The time frame was also a factor. Feminists were campaigning against child abuse, citing examples of pre-teen girls being sold by their poverty stricken families to brothels. Sexual behaviour was being discussed as never before and a prurient readership was agog. The perceived decadence of the arts, personified by those who circled Oscar Wilde, engendered moral outrage in their detractors. With public feeling behind the influentials who wished to drag down a bohemian elite, the stage was set to amend the law in regard to sexual behaviour, and to make gay sex a crime.

The details of the history are fascinating. These are wrapped around the author’s analysis of the life of his great-great-grandfather, Richard Boyle. Within the Boyle family archives, Richard had been erased and the author did not know why. What emerged when he went looking were links to the Dublin gay scene and a subsequent warrant issued for Richard’s arrest.
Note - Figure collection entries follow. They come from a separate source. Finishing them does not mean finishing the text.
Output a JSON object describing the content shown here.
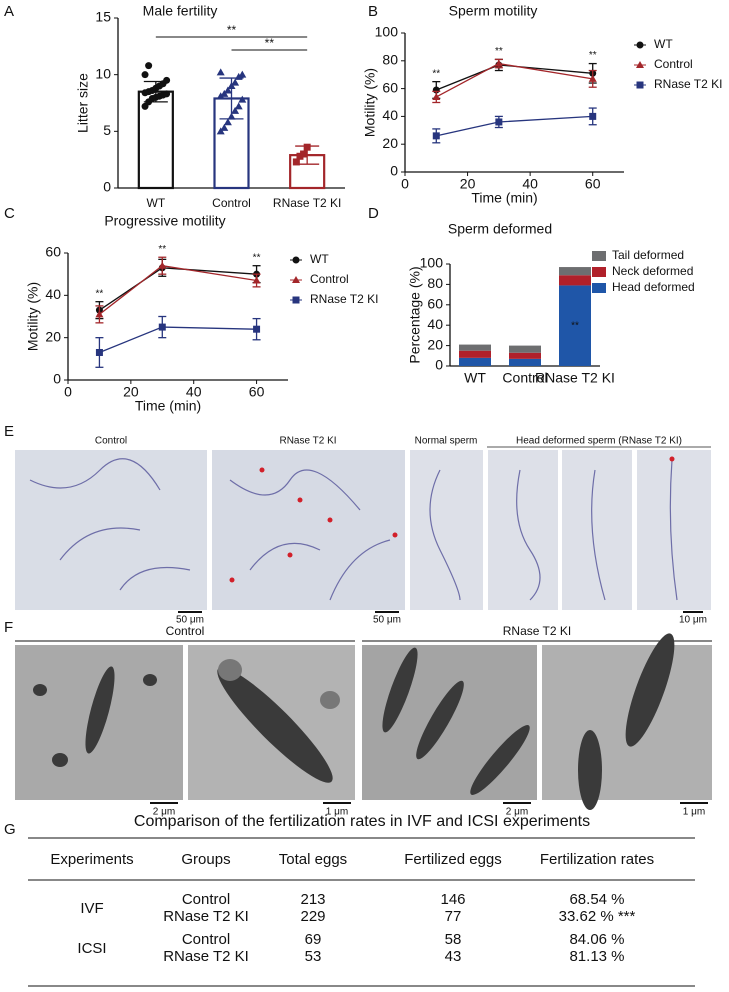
{
  "panels": [
    "A",
    "B",
    "C",
    "D",
    "E",
    "F",
    "G"
  ],
  "chart_data": [
    {
      "type": "bar",
      "title": "Male fertility",
      "y_label": "Litter size",
      "categories": [
        "WT",
        "Control",
        "RNase T2 KI"
      ],
      "colors": [
        "#111111",
        "#27357e",
        "#a3262a"
      ],
      "values": [
        8.5,
        7.9,
        2.9
      ],
      "errors": [
        0.9,
        1.8,
        0.8
      ],
      "points": [
        [
          7.2,
          7.6,
          7.9,
          8.0,
          8.1,
          8.2,
          8.3,
          8.4,
          8.5,
          8.6,
          8.8,
          9.0,
          9.2,
          9.5,
          10.0,
          10.8
        ],
        [
          5.0,
          5.3,
          5.8,
          6.3,
          6.8,
          7.2,
          7.8,
          8.1,
          8.3,
          8.6,
          9.0,
          9.3,
          9.8,
          10.0,
          10.2
        ],
        [
          2.3,
          2.8,
          3.0,
          3.6
        ]
      ],
      "ylim": [
        0,
        15
      ],
      "yticks": [
        0,
        5,
        10,
        15
      ],
      "annotations": [
        {
          "text": "**",
          "between": [
            "WT",
            "RNase T2 KI"
          ]
        },
        {
          "text": "**",
          "between": [
            "Control",
            "RNase T2 KI"
          ]
        }
      ]
    },
    {
      "type": "line",
      "title": "Sperm motility",
      "x_label": "Time (min)",
      "y_label": "Motility (%)",
      "x": [
        10,
        30,
        60
      ],
      "xlim": [
        0,
        70
      ],
      "xticks": [
        0,
        20,
        40,
        60
      ],
      "ylim": [
        0,
        100
      ],
      "yticks": [
        0,
        20,
        40,
        60,
        80,
        100
      ],
      "series": [
        {
          "name": "WT",
          "color": "#111111",
          "marker": "circle",
          "values": [
            59,
            77,
            71
          ],
          "errors": [
            6,
            4,
            7
          ]
        },
        {
          "name": "Control",
          "color": "#a3262a",
          "marker": "triangle",
          "values": [
            54,
            78,
            67
          ],
          "errors": [
            4,
            3,
            6
          ]
        },
        {
          "name": "RNase T2 KI",
          "color": "#27357e",
          "marker": "square",
          "values": [
            26,
            36,
            40
          ],
          "errors": [
            5,
            4,
            6
          ]
        }
      ],
      "annotations": [
        {
          "text": "**",
          "x": 10
        },
        {
          "text": "**",
          "x": 30
        },
        {
          "text": "**",
          "x": 60
        }
      ]
    },
    {
      "type": "line",
      "title": "Progressive motility",
      "x_label": "Time (min)",
      "y_label": "Motility (%)",
      "x": [
        10,
        30,
        60
      ],
      "xlim": [
        0,
        70
      ],
      "xticks": [
        0,
        20,
        40,
        60
      ],
      "ylim": [
        0,
        60
      ],
      "yticks": [
        0,
        20,
        40,
        60
      ],
      "series": [
        {
          "name": "WT",
          "color": "#111111",
          "marker": "circle",
          "values": [
            33,
            53,
            50
          ],
          "errors": [
            4,
            4,
            4
          ]
        },
        {
          "name": "Control",
          "color": "#a3262a",
          "marker": "triangle",
          "values": [
            31,
            54,
            47
          ],
          "errors": [
            4,
            4,
            3
          ]
        },
        {
          "name": "RNase T2 KI",
          "color": "#27357e",
          "marker": "square",
          "values": [
            13,
            25,
            24
          ],
          "errors": [
            7,
            5,
            5
          ]
        }
      ],
      "annotations": [
        {
          "text": "**",
          "x": 10
        },
        {
          "text": "**",
          "x": 30
        },
        {
          "text": "**",
          "x": 60
        }
      ]
    },
    {
      "type": "stacked_bar",
      "title": "Sperm deformed",
      "y_label": "Percentage (%)",
      "categories": [
        "WT",
        "Control",
        "RNase T2 KI"
      ],
      "ylim": [
        0,
        100
      ],
      "yticks": [
        0,
        20,
        40,
        60,
        80,
        100
      ],
      "series": [
        {
          "name": "Head deformed",
          "color": "#1f56a8",
          "values": [
            8,
            7,
            79
          ]
        },
        {
          "name": "Neck deformed",
          "color": "#b0202a",
          "values": [
            7,
            6,
            10
          ]
        },
        {
          "name": "Tail deformed",
          "color": "#6d6e70",
          "values": [
            6,
            7,
            8
          ]
        }
      ],
      "annotations": [
        {
          "text": "**",
          "category": "RNase T2 KI"
        }
      ]
    }
  ],
  "micrographs": {
    "E": {
      "labels": [
        "Control",
        "RNase T2 KI",
        "Normal sperm",
        "Head deformed sperm (RNase T2 KI)"
      ],
      "scale_bars": [
        "50 μm",
        "50 μm",
        "10 μm"
      ]
    },
    "F": {
      "labels": [
        "Control",
        "RNase T2 KI"
      ],
      "scale_bars": [
        "2 μm",
        "1 μm",
        "2 μm",
        "1 μm"
      ]
    }
  },
  "table": {
    "title": "Comparison of the fertilization rates in IVF and ICSI experiments",
    "header": [
      "Experiments",
      "Groups",
      "Total eggs",
      "Fertilized eggs",
      "Fertilization rates"
    ],
    "groups": [
      {
        "name": "IVF",
        "rows": [
          [
            "Control",
            213,
            146,
            "68.54 %"
          ],
          [
            "RNase T2 KI",
            229,
            77,
            "33.62 % ***"
          ]
        ]
      },
      {
        "name": "ICSI",
        "rows": [
          [
            "Control",
            69,
            58,
            "84.06 %"
          ],
          [
            "RNase T2 KI",
            53,
            43,
            "81.13 %"
          ]
        ]
      }
    ]
  }
}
The known facts of Richard’s life are presented with gaps filled in by suppositions based on his contemporaries and their reported behaviours. I found some of these sections a touch too whimsical. Nevertheless, what emerges is an idea of the impact the change in the law had at the time.

“Society in the 1890s was caught in the tension between the drive, not perhaps so much for purity, but for the possibility of innocence – and the drive for some kind of self-determination, self-definition. We are too: they are the two sides of any kind of gender or sexual politics – part demanding to take part, part demanding the right to refuse. These are not contradictory causes, but they tend to attract different kinds of people to the campaign.”

The desire to protect children from adult sexual proclivities was taken advantage of by those who hated homosexuals. Examples are cited of the unintended consequences, personal and political.

The writing style is patchy in places as it jumps between the investigative reporting and family history. This is still though an interesting read.